AMA states that it does not intend to issue its own RBRVS. Rather, it seeks only to make public the information that is generated by the RUC in connection with HCFA’s RBRVS update process.

Discussion

AMA’s proposal to disseminate information generated by the RUC in connection with its development of recommendations to HCFA concerning the RBRVS, as described above, does not appear likely to lead to anticompetitive effects. The information primarily concerns the physician work that is encompassed in the CPT codes, and how that work compares to procedures encompassed in other codes. This information may be of value to providers, payers, and the public; consequently, wider dissemination of the information may provide procompetitive benefits.

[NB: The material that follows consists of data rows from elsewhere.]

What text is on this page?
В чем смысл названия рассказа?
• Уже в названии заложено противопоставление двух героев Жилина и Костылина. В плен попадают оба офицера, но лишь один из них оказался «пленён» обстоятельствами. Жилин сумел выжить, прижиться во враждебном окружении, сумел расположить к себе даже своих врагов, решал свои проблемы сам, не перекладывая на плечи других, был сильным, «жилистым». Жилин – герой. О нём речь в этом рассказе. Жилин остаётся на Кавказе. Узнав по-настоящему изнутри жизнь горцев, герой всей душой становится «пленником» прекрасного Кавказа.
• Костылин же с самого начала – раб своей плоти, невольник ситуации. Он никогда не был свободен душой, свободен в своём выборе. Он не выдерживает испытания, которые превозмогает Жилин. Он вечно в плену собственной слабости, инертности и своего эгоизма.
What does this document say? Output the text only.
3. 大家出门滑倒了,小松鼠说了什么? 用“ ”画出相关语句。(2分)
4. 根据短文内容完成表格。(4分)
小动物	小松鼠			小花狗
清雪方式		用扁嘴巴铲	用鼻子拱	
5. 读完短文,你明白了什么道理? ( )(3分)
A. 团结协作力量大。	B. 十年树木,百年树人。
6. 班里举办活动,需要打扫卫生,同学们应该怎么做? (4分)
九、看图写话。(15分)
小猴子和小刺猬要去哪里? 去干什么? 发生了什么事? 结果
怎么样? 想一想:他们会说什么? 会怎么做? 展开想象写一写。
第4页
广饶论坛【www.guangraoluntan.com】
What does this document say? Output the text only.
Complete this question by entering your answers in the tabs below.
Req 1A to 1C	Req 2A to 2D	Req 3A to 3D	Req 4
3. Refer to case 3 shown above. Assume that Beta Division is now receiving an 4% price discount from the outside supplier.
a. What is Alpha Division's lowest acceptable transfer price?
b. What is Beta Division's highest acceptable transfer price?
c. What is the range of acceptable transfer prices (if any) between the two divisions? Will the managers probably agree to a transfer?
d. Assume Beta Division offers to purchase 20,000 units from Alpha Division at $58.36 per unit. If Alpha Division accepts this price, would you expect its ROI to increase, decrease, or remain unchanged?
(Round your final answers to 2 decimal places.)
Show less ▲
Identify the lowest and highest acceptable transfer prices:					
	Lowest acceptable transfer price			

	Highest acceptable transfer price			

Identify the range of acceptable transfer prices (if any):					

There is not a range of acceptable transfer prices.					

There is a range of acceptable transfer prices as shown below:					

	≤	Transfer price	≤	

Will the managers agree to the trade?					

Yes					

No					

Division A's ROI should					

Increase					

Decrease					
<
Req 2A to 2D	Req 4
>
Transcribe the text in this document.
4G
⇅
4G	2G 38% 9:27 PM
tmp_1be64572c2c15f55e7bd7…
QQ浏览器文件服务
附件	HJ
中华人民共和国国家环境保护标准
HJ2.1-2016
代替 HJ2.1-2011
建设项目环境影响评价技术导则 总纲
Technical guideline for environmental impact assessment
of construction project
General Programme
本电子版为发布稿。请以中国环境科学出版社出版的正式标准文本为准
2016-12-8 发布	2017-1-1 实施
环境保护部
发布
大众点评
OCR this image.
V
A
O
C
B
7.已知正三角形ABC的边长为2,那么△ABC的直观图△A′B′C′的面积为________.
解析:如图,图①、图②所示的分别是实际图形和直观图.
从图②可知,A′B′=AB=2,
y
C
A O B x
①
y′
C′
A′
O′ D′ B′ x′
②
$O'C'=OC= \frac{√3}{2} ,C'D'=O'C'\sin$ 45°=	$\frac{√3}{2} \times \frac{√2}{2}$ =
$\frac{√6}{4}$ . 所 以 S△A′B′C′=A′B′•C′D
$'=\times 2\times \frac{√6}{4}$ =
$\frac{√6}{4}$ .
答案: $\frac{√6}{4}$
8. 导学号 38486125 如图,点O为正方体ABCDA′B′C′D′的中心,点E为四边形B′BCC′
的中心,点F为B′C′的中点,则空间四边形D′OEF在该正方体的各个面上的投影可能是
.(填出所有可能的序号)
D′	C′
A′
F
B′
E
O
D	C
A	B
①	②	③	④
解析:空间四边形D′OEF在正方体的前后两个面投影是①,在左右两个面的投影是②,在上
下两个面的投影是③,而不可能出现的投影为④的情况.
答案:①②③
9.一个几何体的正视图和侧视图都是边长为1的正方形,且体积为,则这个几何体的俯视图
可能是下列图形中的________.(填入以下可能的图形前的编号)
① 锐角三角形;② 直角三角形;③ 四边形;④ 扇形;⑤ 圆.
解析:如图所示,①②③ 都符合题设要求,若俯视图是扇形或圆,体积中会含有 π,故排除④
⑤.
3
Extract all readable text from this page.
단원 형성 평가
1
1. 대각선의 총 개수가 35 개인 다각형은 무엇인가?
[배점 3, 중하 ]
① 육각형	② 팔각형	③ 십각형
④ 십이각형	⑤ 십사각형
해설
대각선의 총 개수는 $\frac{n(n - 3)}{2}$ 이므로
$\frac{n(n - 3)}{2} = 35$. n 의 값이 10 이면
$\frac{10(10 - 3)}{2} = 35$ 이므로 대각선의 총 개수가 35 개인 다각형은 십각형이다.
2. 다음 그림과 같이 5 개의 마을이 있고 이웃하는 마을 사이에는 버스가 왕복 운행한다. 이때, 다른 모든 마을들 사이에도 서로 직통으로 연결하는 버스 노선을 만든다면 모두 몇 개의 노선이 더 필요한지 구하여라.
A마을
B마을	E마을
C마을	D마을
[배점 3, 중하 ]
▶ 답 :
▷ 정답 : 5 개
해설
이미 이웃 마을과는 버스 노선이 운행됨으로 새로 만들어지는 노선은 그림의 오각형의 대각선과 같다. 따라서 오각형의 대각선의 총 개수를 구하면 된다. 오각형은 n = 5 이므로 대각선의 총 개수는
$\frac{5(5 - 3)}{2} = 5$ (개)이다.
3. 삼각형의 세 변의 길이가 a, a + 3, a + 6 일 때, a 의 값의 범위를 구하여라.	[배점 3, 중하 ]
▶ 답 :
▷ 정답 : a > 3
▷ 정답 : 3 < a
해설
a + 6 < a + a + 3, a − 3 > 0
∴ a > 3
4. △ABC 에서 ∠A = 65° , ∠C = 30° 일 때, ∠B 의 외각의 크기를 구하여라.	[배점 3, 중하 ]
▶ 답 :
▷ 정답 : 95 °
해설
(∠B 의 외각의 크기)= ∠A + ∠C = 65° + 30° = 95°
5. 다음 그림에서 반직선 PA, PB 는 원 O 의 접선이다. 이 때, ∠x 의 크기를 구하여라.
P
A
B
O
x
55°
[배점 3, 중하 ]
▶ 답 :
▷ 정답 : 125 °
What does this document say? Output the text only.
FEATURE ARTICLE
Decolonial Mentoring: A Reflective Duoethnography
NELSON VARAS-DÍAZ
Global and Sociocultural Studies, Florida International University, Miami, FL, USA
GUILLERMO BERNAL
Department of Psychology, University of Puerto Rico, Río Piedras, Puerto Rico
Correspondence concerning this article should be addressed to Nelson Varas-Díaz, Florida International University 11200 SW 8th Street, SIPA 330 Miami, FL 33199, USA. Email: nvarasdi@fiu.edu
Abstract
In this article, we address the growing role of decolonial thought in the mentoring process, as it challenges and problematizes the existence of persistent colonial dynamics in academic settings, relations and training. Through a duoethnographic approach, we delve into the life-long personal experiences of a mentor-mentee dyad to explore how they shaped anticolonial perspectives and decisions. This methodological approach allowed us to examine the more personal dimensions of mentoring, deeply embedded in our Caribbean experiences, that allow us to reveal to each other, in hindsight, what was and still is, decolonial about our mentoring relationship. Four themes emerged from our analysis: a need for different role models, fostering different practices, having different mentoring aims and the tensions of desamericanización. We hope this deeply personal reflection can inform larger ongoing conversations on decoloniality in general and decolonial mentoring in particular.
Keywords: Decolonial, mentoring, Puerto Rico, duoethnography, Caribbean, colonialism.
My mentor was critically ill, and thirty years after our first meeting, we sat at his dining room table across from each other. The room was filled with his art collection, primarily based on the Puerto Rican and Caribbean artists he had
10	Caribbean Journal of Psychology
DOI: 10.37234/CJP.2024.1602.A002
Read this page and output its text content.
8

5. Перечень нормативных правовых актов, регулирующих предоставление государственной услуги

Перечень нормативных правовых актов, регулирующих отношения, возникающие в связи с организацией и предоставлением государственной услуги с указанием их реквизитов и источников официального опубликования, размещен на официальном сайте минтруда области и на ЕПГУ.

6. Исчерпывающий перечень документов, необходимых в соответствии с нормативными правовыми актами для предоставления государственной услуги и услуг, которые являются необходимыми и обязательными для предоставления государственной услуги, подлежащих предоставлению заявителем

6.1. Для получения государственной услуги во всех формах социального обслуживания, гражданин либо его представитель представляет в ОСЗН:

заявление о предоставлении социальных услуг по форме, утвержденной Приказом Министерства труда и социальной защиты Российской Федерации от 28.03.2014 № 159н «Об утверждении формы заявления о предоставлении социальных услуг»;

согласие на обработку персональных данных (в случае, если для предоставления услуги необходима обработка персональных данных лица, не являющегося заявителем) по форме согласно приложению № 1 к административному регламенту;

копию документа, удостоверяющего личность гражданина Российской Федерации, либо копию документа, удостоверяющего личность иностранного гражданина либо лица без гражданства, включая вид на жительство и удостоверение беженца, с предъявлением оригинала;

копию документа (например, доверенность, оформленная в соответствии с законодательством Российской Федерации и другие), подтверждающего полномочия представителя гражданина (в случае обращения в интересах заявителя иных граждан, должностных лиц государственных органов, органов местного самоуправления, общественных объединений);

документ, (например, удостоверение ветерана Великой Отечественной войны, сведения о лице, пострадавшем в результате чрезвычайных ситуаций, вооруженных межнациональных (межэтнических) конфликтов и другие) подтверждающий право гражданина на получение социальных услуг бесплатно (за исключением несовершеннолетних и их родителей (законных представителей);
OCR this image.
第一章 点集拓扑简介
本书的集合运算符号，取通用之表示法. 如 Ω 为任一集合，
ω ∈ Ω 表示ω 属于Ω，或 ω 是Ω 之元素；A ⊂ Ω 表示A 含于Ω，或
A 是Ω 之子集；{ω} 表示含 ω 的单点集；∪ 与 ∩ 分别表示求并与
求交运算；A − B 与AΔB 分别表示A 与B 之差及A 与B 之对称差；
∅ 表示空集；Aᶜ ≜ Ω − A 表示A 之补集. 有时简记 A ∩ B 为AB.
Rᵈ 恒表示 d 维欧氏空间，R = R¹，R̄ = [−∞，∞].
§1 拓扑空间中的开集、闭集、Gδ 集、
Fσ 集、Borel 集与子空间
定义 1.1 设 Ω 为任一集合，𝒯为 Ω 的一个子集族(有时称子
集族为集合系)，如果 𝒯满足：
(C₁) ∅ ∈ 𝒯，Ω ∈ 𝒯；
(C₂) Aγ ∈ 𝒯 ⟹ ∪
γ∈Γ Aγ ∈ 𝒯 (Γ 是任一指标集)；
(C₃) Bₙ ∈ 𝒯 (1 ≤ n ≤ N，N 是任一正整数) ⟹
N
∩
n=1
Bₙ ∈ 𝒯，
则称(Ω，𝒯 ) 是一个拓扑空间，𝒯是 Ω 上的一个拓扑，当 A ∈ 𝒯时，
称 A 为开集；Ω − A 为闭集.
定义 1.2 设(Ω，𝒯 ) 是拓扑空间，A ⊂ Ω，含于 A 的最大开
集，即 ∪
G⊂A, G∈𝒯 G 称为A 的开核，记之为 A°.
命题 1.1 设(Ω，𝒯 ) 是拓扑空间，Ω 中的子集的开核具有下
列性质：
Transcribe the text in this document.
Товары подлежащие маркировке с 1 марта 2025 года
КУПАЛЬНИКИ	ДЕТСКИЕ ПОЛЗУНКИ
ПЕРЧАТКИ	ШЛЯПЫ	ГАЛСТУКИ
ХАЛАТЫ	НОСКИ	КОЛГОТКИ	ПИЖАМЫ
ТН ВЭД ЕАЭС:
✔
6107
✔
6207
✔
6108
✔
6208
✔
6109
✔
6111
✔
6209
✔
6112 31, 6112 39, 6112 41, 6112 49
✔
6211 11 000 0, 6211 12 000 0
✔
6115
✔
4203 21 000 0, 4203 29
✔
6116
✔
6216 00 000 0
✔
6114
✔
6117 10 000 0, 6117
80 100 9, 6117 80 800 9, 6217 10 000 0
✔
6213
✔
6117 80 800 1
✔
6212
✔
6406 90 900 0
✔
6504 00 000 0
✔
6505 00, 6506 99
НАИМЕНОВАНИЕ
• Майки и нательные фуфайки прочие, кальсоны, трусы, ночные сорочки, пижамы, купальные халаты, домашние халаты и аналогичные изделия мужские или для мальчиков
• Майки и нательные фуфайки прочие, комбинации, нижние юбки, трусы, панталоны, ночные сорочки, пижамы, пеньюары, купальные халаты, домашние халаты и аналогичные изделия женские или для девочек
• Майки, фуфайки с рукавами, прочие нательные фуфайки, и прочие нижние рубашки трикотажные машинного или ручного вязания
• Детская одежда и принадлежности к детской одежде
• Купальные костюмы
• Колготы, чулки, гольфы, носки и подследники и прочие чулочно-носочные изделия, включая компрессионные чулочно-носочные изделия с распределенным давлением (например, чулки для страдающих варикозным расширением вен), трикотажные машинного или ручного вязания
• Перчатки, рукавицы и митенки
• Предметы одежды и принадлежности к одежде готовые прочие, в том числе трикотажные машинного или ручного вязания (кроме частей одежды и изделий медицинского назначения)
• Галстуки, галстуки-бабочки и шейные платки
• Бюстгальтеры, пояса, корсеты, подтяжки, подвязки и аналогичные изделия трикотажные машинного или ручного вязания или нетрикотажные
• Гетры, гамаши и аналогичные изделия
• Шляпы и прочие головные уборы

Release by a physician organization of information relating to pricing of physician services could raise concerns under the antitrust laws if it evidenced or facilitated an agreement on prices or other terms of dealing by competing providers, or an agreement to deal with payers only on certain terms.(2) However, there is no reason to believe that such effects are likely to flow from the dissemination of the RUC information in the circumstances disclosed by this request. Indeed, since the relative values recommended by the RUC ultimately are made public by HCFA, the release of information explaining the bases for those recommendations is more likely to be procompetitive by assisting the public in evaluating the RUC’s recommendations.

Conclusion

For the reasons discussed above, AMA’s dissemination of information generated in the course of its participation in reviews of the RBRVS would not appear to violate the antitrust laws. This letter sets out the views of the staff of the Bureau of Competition, as authorized by the Commission's Rules of Practice. Under Commission Rule § 1.3(c), 16 C.F.R. § 1.3(c), the Commission is not bound by this staff opinion and reserves the right to rescind it at a later time. In addition, this office retains the right to reconsider the questions involved and, with notice to the requesting party, to rescind or revoke the opinion if implementation of the proposed program results in substantial anticompetitive effects, if the program is used for improper purposes, if facts change significantly, or if it would be in the public interest to do so.

Sincerely yours,

Robert F. Leibenluft
Assistant Director

  1. Under the Medicare physician fee schedule methodology, each physician service is assigned relative values for the physician work involved, practice overhead costs, and the costs of professional liability insurance. The amount of Medicare payment is determined by multiplying
     
  2. See, Statement of Department of Justice and Federal Trade Commission Enforcement Policy on Providers’ Collective Provision of Fee-Related Information to Purchasers of Health Care Services, Statements of Enforcement Policy and Analytical Principles Relating to Health Care and Antitrust at 48-52, 4 Trade Reg. Rep. (CCH) ¶ 13,152 (Sept. 27, 1994).